After Rabin’s death, the opponents of the peace accord quickly distanced themselves from the assassin and pleaded for national unity. Many on the left wanted to believe that trauma had induced contrition. But the imperative of unity was invoked mainly to stifle reaction and criticism: this meant that the right could not be held accountable for inciting violence against the government, that its leaders were not answerable for their tactics, and that the religious authorities who sanctioned the assassination would not be prosecuted. Some shamelessly argued that the peace process had aggravated the country’s divisions, as if blaming Rabin for his own death. Above all, the call to unity demanded that the assassination not be “politicized,” which meant that the assassin’s openly political cause—derailing the peace agreement—could not be mentioned.
Paralyzed by the threat of fraternal war and unable to resist the right’s unity offensive, liberal Israelis surrendered the ability to define one of the nation’s most fateful events. Public rage evolved quickly into a sentimental carnival of grief. Melancholy ballads sung over candles became the trademark of Rabin’s younger mourners, who became known as “the candle youth.” Stripped of causes and consequences, his assassination and legacy were effectively purged of their political significance; the extremists who imposed their will by threat of force were no longer seen as the offenders, while those who criticized them and promoted “divisive” peace policies were; attackers became victims. The issue was no longer peace versus settlements, but keeping Israelis united. Many who had supported peace with the Palestinians struggled now to “connect” with religious nationalists.
The demand for unity was one-sided and short-lived. As the election approached, Netanyahu’s campaign adopted the unmistakably racist slogan “Netanyahu is good for the Jews,” and in May 1996 he narrowly defeated Peres and became prime minister. As soon as he was in power, Netanyahu abandoned pleas for unity.

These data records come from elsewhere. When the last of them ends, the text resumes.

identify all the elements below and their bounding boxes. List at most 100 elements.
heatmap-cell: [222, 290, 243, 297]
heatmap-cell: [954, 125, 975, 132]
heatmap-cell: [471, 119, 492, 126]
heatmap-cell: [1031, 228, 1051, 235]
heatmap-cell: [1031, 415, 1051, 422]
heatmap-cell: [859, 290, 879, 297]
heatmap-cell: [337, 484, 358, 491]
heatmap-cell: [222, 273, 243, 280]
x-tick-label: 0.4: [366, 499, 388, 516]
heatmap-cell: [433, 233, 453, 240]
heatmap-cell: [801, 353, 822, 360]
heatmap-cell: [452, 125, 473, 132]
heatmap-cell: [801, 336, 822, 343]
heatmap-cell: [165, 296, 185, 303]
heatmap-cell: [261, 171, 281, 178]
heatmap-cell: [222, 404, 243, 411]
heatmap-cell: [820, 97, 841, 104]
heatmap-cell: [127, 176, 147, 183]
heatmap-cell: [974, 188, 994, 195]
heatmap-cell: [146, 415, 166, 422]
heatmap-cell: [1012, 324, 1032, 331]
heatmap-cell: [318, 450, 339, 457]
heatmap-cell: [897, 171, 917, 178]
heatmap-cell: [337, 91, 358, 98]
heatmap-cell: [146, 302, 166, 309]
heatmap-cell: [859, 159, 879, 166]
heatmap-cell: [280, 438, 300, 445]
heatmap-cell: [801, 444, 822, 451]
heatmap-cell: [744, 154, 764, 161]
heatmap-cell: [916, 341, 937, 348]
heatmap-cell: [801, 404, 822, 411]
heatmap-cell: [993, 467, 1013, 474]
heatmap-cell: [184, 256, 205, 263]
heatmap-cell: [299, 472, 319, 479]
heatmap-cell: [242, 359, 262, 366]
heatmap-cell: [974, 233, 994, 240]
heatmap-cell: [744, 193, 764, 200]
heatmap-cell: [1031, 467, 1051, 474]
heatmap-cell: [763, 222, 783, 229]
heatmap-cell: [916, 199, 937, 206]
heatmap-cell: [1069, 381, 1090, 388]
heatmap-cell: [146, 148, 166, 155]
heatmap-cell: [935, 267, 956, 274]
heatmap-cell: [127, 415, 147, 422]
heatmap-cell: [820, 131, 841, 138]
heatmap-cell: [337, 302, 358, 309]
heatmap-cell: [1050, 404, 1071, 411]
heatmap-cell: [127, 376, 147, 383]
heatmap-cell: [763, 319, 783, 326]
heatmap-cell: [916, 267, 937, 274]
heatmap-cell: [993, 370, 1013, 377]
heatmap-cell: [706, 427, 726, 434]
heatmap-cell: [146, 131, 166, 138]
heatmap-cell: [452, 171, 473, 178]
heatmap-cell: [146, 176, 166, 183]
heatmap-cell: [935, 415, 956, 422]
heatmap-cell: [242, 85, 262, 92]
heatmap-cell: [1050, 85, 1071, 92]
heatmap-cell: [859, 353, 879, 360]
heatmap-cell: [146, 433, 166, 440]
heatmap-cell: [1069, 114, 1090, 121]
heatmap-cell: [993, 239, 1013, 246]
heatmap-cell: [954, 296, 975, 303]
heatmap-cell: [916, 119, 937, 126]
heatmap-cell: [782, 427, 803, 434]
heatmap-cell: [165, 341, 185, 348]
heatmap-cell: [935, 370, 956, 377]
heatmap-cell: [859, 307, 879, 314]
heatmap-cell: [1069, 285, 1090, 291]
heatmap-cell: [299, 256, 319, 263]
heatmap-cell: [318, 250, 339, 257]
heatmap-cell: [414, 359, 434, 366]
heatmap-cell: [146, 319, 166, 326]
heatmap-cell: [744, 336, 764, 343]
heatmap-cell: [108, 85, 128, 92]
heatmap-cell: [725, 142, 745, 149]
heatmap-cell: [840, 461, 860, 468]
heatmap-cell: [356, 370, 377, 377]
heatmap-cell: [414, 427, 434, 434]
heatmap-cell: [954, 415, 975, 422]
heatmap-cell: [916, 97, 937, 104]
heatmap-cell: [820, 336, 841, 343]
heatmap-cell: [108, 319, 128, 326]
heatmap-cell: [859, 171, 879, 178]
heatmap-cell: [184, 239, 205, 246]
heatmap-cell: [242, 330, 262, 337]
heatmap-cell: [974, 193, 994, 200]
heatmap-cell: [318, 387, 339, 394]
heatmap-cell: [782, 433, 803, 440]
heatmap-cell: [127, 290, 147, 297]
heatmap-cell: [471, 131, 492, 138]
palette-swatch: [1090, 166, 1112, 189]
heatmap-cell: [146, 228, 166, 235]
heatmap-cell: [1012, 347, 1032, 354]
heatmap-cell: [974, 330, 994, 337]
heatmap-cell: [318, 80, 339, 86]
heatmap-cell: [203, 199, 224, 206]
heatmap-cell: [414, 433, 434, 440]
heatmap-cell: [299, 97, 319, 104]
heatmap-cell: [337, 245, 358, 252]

To this day, his government promotes racism, nativism, and xenophobia, increasingly undermines the free press, discredits the courts, infuses public education with nationalist indoctrination, persecutes human rights organizations, and vilifies the opposition. In the 2019 election campaign he aligned himself with a band of Jewish supremacists once outlawed for racism and shunned by all of his predecessors. Many of them venerate Baruch Goldstein and tacitly support Yigal Amir’s actions.
Rabin’s assassination was the starkest expression yet of the right’s diktat to the Israeli mainstream: peace with your neighbors means war with your brothers. For more than two decades, Israeli advocates for peace and democracy have been paralyzed by this equation. The result is an asymmetrical culture war, with one side fighting tooth and nail while the other side—confused and intimidated—observes and repines. The taboo of fraternal war, which is rooted deep in the foundations of the Jewish state, has become the source of its undoing.
The new centrist party, Blue and White, performed impressively in both of the recent elections, winning the same number of seats as Netanyahu’s Likud party (35 in April and 32 in September). But it refrains from taking a position on Israel’s most pressing issues. Though by all accounts a liberal and a dove, its leader, former IDF chief of staff Benny Gantz, would not commit to a two-state solution during the campaign or even concede that the occupation exists, but, submitting to the right’s bigotry, announced that he would not include Arab parties in his coalition. Leading members of his party reiterated this position in August. If he had been elected and formed a coalition, Gantz’s hastily assembled hodgepodge party would never have done anything that might provoke the right’s wrath. Israel’s liberals are still waiting for leaders who are neither intimidated by the right’s bullying nor befuddled by its duplicitous cries for unity.